Ms McCann says students need to be constantly educated and reminded about responsible phone usage and schools need to update parents regularly about how technology is used in classrooms.
Latest data collated by the Department of Education shows that the number of sexting and cyber bullying incidents is rising.
School heads notified police of almost 90 cases during the first two terms of 2016.
In 2015 — the first year for which misuse of technology incidents were reported separately by primary and high schools — 152 incidents were recorded of sexting, swapping graphic images, blackmail threats and naked videos used by pupils to degrade each other.
No one is immune … the late Michael Jackson’s daughter Paris cries on Instagram over cyber bullying.
Child behaviour experts warn cyber bullying has reached a critical point and
say the problem is “moving down the stream into primary schools”.

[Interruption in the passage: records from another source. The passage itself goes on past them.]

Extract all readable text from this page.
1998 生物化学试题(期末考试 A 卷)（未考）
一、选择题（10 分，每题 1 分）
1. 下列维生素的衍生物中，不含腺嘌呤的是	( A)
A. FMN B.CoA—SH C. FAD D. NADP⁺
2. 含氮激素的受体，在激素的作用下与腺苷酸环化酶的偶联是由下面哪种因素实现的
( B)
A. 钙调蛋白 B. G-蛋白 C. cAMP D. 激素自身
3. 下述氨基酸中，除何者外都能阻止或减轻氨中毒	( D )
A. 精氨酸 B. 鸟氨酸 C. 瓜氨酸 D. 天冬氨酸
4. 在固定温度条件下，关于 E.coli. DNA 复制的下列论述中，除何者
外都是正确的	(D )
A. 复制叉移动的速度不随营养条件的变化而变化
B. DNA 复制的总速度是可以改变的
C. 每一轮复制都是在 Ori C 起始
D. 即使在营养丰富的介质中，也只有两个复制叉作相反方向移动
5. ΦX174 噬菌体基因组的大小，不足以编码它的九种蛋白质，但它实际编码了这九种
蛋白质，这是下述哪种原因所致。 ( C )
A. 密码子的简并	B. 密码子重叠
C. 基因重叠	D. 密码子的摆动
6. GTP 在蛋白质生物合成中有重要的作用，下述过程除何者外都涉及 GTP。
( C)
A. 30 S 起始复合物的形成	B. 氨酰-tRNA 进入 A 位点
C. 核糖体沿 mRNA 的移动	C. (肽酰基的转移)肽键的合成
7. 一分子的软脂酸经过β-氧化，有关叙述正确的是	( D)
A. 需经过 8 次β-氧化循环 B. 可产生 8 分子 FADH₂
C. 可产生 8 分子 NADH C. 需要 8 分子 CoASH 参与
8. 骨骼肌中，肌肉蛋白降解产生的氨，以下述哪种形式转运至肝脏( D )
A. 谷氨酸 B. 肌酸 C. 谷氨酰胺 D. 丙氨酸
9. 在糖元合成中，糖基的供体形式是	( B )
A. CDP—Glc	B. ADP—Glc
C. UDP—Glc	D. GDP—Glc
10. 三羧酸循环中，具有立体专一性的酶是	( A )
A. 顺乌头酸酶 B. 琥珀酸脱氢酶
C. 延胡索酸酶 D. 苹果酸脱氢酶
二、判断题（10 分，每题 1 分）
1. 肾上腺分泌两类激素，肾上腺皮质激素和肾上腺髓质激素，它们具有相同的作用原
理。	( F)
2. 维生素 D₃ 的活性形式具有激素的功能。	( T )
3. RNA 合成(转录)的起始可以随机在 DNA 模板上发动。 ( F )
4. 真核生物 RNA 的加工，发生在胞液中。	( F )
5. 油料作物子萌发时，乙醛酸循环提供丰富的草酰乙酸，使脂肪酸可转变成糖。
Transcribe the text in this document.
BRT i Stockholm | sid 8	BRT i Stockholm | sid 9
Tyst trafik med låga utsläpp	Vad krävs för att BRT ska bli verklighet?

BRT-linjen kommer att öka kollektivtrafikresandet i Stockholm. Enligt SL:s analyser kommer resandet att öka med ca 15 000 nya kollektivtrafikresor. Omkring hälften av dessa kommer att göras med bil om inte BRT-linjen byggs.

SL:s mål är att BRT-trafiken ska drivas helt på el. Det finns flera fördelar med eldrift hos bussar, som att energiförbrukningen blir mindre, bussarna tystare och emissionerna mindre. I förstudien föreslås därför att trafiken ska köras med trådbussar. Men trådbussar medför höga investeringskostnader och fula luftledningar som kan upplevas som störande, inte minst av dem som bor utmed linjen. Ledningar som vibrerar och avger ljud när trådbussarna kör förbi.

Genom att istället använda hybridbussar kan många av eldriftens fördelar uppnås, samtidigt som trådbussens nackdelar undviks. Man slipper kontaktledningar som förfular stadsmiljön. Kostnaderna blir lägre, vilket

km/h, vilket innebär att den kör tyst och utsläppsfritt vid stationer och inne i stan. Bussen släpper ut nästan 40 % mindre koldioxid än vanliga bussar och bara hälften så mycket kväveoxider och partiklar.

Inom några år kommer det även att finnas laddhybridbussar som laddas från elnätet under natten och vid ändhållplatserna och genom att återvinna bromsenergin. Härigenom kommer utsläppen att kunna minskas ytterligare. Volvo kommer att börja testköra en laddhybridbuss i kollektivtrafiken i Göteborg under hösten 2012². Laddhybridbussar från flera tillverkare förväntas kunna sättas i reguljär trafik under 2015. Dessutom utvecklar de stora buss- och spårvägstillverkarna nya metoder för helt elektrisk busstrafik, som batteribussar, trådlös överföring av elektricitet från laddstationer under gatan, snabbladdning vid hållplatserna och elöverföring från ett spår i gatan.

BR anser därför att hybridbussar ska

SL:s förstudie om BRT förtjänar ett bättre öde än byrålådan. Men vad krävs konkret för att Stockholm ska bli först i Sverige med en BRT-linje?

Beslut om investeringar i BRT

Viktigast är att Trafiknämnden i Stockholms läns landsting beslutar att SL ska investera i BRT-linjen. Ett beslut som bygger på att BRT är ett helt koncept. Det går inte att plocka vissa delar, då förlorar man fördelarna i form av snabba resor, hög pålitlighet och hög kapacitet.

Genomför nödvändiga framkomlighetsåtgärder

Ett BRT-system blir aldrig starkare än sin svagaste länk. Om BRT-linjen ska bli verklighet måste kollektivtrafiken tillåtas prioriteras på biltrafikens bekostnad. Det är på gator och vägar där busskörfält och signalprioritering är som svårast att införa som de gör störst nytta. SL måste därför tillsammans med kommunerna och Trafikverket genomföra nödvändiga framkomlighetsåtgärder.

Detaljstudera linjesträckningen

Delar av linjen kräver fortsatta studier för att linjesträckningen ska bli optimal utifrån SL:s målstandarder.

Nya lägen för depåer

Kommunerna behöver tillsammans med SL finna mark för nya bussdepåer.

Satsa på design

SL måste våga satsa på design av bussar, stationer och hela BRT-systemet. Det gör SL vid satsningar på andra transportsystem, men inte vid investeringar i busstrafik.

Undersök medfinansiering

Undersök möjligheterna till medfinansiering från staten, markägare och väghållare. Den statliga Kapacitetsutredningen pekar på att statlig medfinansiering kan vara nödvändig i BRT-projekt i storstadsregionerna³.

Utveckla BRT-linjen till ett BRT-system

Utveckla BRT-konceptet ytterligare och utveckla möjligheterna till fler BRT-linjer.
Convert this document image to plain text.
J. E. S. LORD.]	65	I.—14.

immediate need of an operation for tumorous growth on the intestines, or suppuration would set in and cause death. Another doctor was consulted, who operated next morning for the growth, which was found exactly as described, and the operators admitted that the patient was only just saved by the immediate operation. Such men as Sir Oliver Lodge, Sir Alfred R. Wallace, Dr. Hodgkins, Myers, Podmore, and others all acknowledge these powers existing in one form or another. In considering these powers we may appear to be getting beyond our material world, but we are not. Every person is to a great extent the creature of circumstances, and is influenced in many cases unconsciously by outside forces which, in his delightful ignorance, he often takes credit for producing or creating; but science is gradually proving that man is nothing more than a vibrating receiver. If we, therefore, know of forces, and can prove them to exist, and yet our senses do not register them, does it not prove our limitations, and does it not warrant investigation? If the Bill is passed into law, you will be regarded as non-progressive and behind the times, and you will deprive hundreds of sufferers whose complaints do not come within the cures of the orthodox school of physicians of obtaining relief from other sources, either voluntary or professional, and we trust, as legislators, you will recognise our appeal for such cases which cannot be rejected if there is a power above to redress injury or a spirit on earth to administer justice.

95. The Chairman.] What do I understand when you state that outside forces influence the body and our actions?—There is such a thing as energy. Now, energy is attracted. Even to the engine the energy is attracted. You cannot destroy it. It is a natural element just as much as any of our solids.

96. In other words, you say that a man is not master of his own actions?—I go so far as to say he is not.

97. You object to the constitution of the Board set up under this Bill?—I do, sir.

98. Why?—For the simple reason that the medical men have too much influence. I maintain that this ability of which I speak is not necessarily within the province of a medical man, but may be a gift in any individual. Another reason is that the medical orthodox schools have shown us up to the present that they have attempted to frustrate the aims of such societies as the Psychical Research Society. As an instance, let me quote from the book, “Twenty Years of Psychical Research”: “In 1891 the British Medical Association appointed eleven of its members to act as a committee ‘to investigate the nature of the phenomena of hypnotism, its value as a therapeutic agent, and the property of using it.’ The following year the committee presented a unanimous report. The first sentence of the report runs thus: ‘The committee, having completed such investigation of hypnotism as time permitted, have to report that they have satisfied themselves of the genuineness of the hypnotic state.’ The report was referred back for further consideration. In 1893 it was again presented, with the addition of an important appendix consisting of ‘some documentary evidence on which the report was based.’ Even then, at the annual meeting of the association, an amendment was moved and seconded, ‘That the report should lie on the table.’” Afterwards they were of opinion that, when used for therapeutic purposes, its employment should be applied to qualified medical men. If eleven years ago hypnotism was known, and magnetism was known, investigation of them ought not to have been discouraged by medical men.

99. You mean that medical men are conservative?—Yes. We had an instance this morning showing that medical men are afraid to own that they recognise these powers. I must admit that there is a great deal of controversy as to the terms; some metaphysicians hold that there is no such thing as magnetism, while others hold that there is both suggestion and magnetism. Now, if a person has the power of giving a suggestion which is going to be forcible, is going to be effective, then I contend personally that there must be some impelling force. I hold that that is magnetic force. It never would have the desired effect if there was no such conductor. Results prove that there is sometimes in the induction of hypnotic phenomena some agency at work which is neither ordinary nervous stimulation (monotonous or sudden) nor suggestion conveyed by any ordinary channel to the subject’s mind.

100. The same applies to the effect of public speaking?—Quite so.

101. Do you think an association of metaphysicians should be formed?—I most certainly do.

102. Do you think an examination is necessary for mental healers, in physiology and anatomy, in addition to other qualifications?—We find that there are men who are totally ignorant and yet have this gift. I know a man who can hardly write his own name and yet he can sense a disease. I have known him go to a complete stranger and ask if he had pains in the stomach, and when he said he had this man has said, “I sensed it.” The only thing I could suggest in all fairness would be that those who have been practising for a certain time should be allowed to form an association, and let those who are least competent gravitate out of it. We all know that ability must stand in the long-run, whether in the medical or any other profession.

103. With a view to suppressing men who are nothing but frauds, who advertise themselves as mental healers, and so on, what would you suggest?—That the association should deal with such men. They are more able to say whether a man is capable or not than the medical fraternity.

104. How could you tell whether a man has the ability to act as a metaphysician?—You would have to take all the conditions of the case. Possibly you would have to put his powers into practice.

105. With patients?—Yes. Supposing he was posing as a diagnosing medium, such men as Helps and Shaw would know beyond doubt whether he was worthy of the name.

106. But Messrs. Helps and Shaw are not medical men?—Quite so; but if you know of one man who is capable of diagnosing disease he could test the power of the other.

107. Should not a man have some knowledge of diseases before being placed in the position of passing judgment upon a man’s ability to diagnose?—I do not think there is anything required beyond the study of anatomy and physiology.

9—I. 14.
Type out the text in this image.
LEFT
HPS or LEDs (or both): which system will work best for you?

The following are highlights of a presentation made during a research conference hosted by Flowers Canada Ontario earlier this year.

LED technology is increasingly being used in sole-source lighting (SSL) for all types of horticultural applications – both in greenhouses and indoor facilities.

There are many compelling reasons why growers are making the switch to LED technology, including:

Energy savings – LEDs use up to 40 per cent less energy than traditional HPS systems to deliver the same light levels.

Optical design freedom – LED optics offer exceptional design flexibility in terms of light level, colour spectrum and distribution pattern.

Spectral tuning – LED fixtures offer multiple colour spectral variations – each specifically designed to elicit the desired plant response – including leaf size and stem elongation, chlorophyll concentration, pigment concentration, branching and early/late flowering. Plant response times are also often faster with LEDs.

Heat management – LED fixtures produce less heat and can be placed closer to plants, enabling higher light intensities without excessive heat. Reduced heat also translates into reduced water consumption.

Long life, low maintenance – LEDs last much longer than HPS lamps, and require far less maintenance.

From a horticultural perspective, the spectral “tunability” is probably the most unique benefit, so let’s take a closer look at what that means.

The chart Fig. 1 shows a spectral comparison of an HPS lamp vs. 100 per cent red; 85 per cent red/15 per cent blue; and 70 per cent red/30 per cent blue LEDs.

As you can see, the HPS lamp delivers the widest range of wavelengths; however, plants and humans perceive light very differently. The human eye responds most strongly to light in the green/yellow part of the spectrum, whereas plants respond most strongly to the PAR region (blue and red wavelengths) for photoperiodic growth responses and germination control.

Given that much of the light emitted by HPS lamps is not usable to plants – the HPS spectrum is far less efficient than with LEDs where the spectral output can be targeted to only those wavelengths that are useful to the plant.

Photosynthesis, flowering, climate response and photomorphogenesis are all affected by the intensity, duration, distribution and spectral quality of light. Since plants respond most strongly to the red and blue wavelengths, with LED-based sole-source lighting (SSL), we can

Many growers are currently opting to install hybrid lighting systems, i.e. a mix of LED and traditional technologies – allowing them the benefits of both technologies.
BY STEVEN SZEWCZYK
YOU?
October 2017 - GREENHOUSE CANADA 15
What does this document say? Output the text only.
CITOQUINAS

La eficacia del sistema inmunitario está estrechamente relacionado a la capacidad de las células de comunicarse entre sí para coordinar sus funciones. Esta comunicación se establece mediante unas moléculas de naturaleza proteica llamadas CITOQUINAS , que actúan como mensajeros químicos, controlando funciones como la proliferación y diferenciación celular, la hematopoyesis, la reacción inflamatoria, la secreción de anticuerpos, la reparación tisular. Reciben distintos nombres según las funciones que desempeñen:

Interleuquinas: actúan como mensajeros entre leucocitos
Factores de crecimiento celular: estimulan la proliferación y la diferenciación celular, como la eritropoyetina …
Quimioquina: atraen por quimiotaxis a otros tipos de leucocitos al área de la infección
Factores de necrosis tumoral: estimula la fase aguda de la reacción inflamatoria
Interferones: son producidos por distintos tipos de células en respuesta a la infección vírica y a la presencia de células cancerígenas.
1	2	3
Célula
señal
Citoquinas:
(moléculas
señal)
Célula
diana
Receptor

The Department of Education says students are disciplined if they misuse mobile phones and tablet devices.
“Any allegation of student behaviour that may indicate harmful sexualised behaviour is taken seriously,” a spokesman said.
“It is reported to police and child protection services immediately and appropriate support is provided to affected students.”
Department legal bulletins warn transgressors can face criminal or civil action.
Teachers are advised not to invite students into their personal social networking sites and students are told their emails are archived and their web browsing logged with records kept for two years.
“These records may be used in investigations, court proceedings or for other legal reasons,” a department legal bulletin says.